Lapor Polisi Dikeroyok Preman, Pedagang Parfum Malah DisalahkanIlustrasi @kriminalitas.com

Pedagang parfum bernama Romy Ruliandi (36) bernasib sial usai menjadi bulan-bulanan tiga orang juru parkir liar, 8 Februari lalu. Romy dipukuli karena menolak membayar pungutan liar ketiganya.

Tak terima dipukuli, Romy melaporkan ketiga pelaku, yakni Ruben, Loren dan Deni, ke Polsek Medan Kota. Di sana, dia diterima oleh Ka SPKT A, Ipda P Pakpahan dengan No LP STPL/145/K/II/2016/SU/Polresta Medan/Sek Medan Kota.

Namun, menurut Romy, polisi yang menjadi juru periksa justru menyalahkan dirinya dan menyayangkan sikapnya melapor.

"Dengan nada menyindir, juru periksa itu bilang, kalau mengadu ke polisi nanti buntutnya panjang. Tak akan bisa lagi jualan di sana, diancam-ancam pelaku terus nanti," kata Romy menirukan ucapan penyidik itu, Rabu (24/2), dilansir dari Kompas.

Dia mengaku terkejut mendengar respon oknum polisi itu. Baginya, selama ini polisi adalah sosok pengayom orang kecil seperti dirinya.

"Sampai sekarang, masih sakit kepalaku. Masih sering muntah-muntah aku. Tapi pelaku tak juga ditangkap, aku tak mau berdamai sama mereka," kata Romy emosi.

Apa yang dialami Romy ini mendapat perhatian dari Edo Binsar dari LSM Gerpan RI.

"Sikap ngotot oknum juru periksa Polsek Medan Kota menyalahkan korban pengeroyokan juru parkir liar menjadi pertanyaan besar. Bukan tidak mungkin manuver tersebut dilatari kepentingan kongkalikong antara pelaku dengan oknum polisi. Ke mana lagi masyarakat mengaku kalau tidak ke polisi? Juru parkir liar itu marak di wilayah hukum Polsek Medan Kota. Kok, bisa-bisanya juru periksa menyesalkan korban mengadu?" kata Edo.
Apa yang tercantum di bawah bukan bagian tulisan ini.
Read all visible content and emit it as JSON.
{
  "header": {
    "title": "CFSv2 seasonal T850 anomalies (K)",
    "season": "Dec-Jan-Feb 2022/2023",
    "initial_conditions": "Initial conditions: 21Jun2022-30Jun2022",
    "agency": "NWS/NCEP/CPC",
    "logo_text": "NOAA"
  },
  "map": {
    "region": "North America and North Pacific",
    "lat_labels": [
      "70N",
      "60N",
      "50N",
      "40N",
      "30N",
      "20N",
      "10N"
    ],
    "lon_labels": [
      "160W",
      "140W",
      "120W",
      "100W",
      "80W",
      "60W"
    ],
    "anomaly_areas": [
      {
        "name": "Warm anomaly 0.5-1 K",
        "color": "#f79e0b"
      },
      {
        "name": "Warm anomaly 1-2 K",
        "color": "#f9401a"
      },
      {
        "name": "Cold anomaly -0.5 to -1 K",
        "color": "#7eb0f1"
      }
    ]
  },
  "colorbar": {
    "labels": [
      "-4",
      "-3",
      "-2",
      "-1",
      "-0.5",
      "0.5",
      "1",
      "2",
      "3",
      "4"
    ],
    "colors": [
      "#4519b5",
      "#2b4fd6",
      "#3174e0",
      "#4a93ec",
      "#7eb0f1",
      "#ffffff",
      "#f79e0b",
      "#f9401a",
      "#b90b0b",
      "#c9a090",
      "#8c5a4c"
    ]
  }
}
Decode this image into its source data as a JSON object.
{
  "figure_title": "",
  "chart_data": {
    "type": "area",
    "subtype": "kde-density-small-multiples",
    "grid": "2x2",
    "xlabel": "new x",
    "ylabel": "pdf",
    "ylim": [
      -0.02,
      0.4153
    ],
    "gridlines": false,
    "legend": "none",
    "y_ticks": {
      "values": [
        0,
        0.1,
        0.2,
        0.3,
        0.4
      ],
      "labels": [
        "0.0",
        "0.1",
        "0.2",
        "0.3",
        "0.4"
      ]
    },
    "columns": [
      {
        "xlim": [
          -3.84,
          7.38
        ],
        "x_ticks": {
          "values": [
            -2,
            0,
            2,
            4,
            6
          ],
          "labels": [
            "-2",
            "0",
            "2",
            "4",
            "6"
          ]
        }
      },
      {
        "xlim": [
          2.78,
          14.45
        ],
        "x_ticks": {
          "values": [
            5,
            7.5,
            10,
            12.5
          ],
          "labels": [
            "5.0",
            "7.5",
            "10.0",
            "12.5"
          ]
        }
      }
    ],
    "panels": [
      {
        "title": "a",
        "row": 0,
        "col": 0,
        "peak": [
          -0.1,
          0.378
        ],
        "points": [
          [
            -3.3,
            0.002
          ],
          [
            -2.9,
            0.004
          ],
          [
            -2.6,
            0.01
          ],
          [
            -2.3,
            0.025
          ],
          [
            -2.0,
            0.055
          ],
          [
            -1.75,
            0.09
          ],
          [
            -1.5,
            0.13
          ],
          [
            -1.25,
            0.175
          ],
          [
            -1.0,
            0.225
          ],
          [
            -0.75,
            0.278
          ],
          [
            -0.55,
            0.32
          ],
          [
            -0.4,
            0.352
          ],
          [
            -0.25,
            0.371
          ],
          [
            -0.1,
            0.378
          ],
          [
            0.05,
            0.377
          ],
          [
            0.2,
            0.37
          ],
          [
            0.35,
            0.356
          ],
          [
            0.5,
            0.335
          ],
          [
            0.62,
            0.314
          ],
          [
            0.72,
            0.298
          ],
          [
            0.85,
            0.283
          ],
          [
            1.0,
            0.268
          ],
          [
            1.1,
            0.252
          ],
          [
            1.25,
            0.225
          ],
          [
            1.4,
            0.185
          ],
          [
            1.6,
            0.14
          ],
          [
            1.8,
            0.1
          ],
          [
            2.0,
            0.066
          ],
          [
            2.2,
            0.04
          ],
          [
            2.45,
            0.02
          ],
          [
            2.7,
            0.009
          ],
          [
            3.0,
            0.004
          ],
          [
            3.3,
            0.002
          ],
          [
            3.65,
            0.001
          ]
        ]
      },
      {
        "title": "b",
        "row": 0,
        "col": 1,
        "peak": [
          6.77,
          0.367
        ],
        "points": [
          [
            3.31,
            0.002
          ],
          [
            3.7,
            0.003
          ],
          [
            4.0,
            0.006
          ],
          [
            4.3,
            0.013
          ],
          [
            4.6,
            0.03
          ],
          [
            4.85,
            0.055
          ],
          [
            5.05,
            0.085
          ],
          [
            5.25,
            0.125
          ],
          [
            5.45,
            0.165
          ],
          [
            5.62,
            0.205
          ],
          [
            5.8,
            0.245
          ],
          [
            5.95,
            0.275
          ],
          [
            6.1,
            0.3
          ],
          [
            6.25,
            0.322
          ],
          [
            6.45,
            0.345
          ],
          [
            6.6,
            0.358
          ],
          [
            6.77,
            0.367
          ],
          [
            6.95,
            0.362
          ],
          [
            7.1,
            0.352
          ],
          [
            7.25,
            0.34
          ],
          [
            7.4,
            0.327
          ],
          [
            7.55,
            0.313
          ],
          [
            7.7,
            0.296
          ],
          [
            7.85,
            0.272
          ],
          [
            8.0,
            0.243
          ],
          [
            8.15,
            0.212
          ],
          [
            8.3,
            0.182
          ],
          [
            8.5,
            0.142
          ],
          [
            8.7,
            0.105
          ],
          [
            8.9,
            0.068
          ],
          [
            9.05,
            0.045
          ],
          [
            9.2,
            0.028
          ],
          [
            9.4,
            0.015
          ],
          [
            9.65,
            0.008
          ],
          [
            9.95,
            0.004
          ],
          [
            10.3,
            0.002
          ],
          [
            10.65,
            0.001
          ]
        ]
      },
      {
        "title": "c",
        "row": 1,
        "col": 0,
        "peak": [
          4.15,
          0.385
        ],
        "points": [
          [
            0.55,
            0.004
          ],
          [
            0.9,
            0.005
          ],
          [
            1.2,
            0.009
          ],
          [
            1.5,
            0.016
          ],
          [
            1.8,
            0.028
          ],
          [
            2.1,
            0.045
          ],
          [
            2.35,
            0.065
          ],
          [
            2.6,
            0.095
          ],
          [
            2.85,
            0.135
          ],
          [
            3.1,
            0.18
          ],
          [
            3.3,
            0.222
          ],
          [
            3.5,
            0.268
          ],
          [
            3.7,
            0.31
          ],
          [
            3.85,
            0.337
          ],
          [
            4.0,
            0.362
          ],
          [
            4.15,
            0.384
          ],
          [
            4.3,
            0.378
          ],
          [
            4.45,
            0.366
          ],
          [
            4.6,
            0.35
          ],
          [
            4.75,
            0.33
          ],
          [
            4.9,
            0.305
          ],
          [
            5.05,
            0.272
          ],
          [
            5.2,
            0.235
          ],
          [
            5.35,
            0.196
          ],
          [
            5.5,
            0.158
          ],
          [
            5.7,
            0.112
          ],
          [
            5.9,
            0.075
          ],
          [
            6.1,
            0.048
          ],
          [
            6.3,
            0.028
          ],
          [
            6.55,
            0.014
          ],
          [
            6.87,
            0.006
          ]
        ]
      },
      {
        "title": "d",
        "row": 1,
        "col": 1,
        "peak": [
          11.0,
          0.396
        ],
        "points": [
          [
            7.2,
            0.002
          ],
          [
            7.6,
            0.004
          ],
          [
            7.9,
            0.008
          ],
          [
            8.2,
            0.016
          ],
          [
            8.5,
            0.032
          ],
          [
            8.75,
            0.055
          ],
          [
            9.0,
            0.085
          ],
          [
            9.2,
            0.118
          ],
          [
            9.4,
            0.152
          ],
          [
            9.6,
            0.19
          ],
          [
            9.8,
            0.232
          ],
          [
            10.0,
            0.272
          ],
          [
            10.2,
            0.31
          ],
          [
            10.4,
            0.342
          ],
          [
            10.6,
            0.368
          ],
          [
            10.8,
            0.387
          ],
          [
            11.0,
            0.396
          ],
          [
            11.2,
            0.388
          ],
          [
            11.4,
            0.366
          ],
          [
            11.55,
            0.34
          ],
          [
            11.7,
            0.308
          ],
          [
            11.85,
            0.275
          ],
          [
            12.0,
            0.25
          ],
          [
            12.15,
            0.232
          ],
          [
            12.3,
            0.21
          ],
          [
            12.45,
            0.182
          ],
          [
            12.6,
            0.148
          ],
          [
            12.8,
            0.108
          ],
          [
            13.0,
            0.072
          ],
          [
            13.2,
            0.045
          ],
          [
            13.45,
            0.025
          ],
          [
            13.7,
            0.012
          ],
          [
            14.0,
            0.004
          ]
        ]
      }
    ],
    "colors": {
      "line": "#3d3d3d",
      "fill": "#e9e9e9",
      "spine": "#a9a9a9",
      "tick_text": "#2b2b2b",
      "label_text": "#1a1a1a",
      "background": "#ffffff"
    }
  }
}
Edo menuding oknum polisi Polsek Medan sengaja memelihara juru parkir liar untuk menambah penghasilan mereka.

"Harusnya polisi melindungi masyarakat yang tertindas karena perbuatan tindak pidana yang dilakukan pelaku, bukan malah menyalahkannya. Aneh kali bah, polisi kok menyalahkan korban pengeroyokan yang mengadu," tambahnya.

Dari sejumlah laporan, para pelaku itu merupakan informan polisi. Polisi terkesan berat sebelah sebab membela preman yang terbukti kerap berbuat onar dan meresahkan masyarakat sekitar.

"Ulah pelaku membuat kami resah. Tak mungkinlah polisi tak tahu ulah mereka. Karena lapak dagangan kami kan tak jauh dari Polsek Medan Kota. Karena tak ada yang mengadu, polisi pun diam. Di sini, juru parkir liar bebas beraksi kepada para pedagang," ungkap sejumlah pedagang yang tak mau disebutkan namanya.